LONDON, November 24 ------ AstraZeneca said on Monday its COVID-19 vaccine was 70% effective in pivotal trials and could be up to 90% effective, giving the world’s fight against the global pandemic a third new weapon that can be cheaper to make, easier to distribute and faster to scale-up than rivals. The British drugmaker said it will have as many as 200 million doses by the end of 2020, around four times as many as U.S. competitor Pfizer Inc. Seven hundred million doses could be ready globally as soon as the end of the first quarter of 2021.

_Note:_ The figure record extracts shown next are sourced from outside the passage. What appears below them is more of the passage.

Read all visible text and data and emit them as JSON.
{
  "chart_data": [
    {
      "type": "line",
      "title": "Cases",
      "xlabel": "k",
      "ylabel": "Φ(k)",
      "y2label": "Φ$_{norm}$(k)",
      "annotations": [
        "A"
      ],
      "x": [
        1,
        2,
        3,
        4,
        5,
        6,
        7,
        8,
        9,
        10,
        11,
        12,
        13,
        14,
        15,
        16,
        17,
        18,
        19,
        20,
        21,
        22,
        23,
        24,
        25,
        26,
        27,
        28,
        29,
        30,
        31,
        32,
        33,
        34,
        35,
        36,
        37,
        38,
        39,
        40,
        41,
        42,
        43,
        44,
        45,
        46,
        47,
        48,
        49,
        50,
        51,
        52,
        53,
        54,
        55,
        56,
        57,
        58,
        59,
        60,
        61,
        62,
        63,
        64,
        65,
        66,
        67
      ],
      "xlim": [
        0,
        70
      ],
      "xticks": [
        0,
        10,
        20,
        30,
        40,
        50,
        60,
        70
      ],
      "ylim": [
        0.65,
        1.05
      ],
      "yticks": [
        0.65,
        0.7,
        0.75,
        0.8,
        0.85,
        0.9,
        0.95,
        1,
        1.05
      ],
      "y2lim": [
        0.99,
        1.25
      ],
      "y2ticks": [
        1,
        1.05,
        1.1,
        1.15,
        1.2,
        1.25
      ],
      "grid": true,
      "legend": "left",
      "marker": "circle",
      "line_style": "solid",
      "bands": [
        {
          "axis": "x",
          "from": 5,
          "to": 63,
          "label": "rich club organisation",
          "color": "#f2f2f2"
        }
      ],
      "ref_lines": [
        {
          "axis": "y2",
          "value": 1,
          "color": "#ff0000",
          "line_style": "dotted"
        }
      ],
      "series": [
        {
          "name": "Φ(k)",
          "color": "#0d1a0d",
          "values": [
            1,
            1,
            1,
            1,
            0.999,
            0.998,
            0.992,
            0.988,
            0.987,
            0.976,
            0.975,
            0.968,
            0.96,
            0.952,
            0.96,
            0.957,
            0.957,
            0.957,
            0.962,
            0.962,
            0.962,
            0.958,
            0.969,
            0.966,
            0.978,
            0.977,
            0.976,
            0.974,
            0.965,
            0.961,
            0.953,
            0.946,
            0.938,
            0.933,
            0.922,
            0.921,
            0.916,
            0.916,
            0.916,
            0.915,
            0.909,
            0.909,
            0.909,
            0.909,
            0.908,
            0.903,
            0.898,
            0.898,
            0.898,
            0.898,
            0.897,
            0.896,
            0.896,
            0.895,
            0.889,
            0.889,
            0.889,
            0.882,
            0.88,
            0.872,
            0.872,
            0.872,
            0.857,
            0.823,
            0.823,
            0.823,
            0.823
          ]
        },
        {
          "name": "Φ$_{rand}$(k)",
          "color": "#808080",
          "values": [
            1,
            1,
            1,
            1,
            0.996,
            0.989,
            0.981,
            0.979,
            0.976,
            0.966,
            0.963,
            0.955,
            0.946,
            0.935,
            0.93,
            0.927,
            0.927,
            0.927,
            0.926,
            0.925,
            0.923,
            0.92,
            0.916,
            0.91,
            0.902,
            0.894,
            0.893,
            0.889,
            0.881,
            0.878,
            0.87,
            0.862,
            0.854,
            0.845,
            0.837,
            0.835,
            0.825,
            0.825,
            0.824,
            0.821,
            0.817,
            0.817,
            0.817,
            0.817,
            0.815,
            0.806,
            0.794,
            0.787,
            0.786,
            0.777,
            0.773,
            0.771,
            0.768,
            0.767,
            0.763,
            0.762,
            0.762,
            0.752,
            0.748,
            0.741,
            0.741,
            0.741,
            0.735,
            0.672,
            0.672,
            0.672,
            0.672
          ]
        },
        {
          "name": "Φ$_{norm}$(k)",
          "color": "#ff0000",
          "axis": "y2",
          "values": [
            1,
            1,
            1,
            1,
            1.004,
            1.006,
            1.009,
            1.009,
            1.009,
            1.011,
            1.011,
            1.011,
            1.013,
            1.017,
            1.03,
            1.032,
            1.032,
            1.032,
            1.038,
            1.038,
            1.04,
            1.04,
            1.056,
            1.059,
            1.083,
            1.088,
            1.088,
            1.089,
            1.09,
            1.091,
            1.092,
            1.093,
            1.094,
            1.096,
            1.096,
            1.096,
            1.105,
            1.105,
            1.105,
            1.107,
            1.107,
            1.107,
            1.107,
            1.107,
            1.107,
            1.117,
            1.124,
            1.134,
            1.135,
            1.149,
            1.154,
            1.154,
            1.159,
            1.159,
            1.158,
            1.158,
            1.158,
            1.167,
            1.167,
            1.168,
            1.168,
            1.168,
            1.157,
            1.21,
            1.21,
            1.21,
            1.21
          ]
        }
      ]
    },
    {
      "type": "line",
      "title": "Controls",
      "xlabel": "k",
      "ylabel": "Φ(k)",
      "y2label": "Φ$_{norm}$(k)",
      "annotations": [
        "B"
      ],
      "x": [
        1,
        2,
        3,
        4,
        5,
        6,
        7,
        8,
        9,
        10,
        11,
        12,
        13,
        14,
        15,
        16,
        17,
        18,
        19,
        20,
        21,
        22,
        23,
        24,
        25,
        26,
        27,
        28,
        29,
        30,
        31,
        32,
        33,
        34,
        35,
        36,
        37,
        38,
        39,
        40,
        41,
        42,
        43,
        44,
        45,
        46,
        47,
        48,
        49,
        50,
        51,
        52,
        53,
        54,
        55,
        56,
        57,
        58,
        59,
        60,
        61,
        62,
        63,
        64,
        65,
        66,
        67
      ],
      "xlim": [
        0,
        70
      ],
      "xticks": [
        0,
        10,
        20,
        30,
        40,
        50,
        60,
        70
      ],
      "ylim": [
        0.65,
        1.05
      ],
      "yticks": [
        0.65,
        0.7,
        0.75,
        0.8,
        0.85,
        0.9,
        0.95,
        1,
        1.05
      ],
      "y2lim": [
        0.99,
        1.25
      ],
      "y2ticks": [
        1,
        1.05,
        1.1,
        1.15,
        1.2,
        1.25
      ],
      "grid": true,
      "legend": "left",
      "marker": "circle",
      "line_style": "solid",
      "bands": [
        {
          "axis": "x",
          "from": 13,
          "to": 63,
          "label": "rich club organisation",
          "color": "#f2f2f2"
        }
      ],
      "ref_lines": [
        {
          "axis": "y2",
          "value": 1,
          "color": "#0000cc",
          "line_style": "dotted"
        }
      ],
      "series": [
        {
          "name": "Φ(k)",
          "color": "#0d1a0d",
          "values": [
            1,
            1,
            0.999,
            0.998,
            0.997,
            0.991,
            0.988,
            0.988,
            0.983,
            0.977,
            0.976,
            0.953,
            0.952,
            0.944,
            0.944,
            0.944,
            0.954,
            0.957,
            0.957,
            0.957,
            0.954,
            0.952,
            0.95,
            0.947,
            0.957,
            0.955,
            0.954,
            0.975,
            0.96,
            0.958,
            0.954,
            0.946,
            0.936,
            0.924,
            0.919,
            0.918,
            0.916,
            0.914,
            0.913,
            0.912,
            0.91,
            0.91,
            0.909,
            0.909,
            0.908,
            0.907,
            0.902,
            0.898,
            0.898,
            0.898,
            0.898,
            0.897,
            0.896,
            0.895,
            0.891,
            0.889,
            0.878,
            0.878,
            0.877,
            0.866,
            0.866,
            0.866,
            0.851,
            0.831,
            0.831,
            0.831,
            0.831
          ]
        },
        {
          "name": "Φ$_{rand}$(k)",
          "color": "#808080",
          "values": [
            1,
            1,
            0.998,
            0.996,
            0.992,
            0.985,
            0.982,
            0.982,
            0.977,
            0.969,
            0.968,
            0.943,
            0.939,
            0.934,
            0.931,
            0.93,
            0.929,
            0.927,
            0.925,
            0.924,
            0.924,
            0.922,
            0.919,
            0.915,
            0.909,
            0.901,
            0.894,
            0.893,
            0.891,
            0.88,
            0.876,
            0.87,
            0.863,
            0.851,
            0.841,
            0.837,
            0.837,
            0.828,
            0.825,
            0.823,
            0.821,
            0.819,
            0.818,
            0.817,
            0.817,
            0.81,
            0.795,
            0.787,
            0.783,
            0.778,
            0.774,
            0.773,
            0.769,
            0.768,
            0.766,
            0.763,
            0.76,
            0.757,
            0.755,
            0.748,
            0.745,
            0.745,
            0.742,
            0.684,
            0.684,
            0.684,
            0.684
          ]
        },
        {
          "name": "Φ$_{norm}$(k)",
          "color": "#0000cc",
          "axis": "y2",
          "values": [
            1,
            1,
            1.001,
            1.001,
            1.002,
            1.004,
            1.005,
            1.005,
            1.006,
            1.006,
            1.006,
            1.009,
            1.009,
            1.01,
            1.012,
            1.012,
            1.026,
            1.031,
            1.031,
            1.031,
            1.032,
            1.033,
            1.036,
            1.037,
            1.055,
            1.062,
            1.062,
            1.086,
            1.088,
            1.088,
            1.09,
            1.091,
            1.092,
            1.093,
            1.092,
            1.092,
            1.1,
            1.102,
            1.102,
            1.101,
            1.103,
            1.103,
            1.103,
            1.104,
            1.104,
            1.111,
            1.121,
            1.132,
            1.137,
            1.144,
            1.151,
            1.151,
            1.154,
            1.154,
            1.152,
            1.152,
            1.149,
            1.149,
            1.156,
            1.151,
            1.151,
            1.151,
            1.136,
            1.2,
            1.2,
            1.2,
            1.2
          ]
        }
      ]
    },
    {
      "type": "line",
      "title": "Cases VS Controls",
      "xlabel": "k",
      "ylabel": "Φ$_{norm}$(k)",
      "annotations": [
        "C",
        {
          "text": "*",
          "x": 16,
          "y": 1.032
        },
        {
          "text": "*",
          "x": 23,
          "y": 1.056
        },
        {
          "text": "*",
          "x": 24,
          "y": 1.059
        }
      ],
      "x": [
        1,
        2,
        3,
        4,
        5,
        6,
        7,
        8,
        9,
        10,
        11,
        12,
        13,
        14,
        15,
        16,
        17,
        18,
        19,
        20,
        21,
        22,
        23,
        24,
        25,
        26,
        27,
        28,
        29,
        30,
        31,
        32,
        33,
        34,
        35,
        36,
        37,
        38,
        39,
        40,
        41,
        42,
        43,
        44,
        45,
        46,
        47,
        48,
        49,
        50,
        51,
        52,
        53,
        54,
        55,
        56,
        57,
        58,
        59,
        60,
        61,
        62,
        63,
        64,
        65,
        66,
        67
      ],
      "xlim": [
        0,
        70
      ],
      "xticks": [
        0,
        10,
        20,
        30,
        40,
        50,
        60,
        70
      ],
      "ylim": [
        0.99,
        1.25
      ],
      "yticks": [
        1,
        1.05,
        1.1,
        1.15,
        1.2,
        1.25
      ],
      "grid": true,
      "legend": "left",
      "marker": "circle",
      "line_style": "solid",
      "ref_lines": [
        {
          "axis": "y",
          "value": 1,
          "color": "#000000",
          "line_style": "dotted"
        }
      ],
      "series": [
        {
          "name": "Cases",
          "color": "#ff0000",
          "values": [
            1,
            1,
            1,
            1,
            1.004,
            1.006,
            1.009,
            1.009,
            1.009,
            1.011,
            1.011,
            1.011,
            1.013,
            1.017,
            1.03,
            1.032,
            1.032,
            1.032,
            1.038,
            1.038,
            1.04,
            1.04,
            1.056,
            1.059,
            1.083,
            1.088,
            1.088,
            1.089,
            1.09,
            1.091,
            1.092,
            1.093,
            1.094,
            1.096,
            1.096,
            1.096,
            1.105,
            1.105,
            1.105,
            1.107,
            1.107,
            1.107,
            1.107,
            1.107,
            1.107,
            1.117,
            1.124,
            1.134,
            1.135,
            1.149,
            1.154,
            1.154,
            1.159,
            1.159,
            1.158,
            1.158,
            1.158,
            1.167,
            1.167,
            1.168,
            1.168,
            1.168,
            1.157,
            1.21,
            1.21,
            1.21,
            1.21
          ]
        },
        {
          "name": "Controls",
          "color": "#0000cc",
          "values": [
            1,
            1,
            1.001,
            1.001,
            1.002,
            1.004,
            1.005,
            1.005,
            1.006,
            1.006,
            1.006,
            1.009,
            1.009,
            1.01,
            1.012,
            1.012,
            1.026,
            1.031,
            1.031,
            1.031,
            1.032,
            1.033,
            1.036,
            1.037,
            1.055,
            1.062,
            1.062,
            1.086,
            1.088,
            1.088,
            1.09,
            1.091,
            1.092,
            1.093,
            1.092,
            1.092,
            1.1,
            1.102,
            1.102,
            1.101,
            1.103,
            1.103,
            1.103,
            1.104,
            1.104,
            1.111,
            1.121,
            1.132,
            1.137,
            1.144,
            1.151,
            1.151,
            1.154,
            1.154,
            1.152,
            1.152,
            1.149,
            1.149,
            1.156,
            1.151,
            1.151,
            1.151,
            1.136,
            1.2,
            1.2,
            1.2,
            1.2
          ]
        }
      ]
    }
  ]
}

“This means we have a vaccine for the world,” said Andrew Pollard, director of the Oxford University vaccine group that developed the drug. The vaccine on average prevented 70% of COVID-19 cases in late-stage trials in Britain and Brazil. The success rate rose to 90% in a group of trial participants who accidentally received a half dose followed by a full dose. The efficacy was 62% if the full dose was given twice, as it was for most study participants.
No serious safety events were confirmed, the company said, although little safety data was provided. AstraZeneca’s shares fell nearly 4%, as investors perceived the efficacy data as less impressive than rival vaccines and may take longer to get U.S regulatory approval. Pfizer and Moderna, which reported that their vaccines were about 95% effective in preventing illness, had set the success bar sky-high. The AstraZeneca vaccine does have advantages.
Its cost to governments works out at just a few dollars a shot, a fraction of the price of the Pfizer and Moderna vaccines using a new, more complex technology. It can also be transported and stored at normal fridge temperatures, which proponents say would make it easier to distribute – especially in poor countries – than Pfizer’s, which needs to be shipped and stored at -70C. The 90% efficacy finding was a happy accident, AstraZeneca admitted, noting that it resulted from a dosing error during the trials. The half dose-first regimen will enable the company to seek approval based on far higher effectiveness than 62%, which was still enough for a regulatory nod based on prior discussions. AstraZeneca Chief Executive Pascal Soriot said the smaller initial dose means limited supplies could stretch even further to vaccinate more people.